By Leonid Bershidsky
Two years ago, President Vladimir Putin decided to wait out Western attempts to isolate Russia economically and politically. This year’s St. Petersburg Economic Forum—an annual event informally known as Russia’s Davos—showed that his patience is gradually paying off, but business as usual still isn’t within reach.
The lineup at the forum was much more impressive than in 2014, when Western leaders and top chief executives stayed away because Russia was toxic in the aftermath of the Crimea annexation, or last year, soon after the Minsk peace accord suspended the fighting in eastern Ukraine. This year, the US State Department again warned American companies against attending the gathering because of “clear risks, both economic and reputational, associated with top-level engagement with a government that is flouting the most fundamental principles of international rule of law by intervening militarily in a neighboring country.” Yet Exxon Mobil Chief Executive Officer Rex Tillerson showed up.
So did foreign leaders: United Nations Secretary-General Ban Ki-moon, European Commission President Jean-Claude Juncker, Prime Minister Matteo Renzi of Italy, former President Nicolas Sarkozy of France.
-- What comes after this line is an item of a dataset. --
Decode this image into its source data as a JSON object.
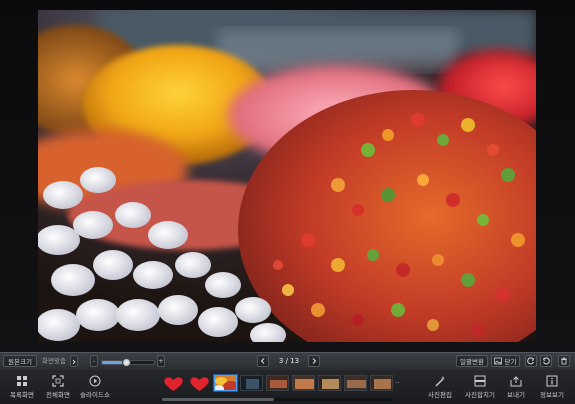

The presence of the leaders of occupied Crimea and Putin’s wealthy friends, who are under international sanctions, didn’t deter these foireign dignataries from attending and giving Putin’s ego a boost.
Reality, of course, is more complicated. Juncker made it clear that Russia would remain subject to sanctions until the Minsk deal is fully implemented and that the Crimea annexation was illegitimate. Renzi took care to confirm this in his speech, too. On Friday, the European Union reinforced the message by extending Crimea-related sanctions for another year (harsher eastern Ukraine-related ones probably will be extended for a shorter period).
Although Putin said Friday that 40 countries had expressed a desire to form free-trade zones with the Eurasian Union, the bloc is not a success—at least for now. Last year, its first in the current form, trade volumes within it declined. Kazakhstan’s trade with Russia, for example, dropped more than a quarter.
The resolve to maintain the Ukraine-related financial sanctions may be weakening in Europe—that’s why figures such as Juncker and Renzi are willing to talk to Putin on his home turf, but that doesn’t mean they’re ready to work with him on his terms.
Putin, meanwhile, makes no secret of wanting just that. “We don’t hold a grudge,” he told Europeans, reiterating a phrase he used at the same forum a year ago: “Russia did not initiate today’s discord, problems and the introduction of sanctions.”
Putin did his best to sound confident about the state of the Russian economy: Growth will pick up, Russia has kept its international reserves, inflation is lower and capital flight has dwindled. Armed with recent economic proposals from his liberal advisers, he talked of cutting Russia’s non-oil budget deficit by 50 percent within five years, creating more jobs in small and medium businesses and making law enforcement agencies weaken their grip on private business. These ideas and promises, however, have been voiced many times before, without much of an effect on Russia’s abysmal business climate.
It’s heartening that top Western executives and politicians are not giving up on Russia, but it’s also clear that Putin views their willingness to attend his forum as a sign of weakness. It’s not clear what the visitors gained by visiting St. Petersburg; they may have merely contributed to Putin’s already bloated sense of his own importance. The Russian regime is not thawing, and there’s no retreat from its geopolitical assertiveness or its dogged economic statism. If the Western visitors expected to see something different in St. Petersburg, they were naive. If they didn’t, they were no more than glorified tourists.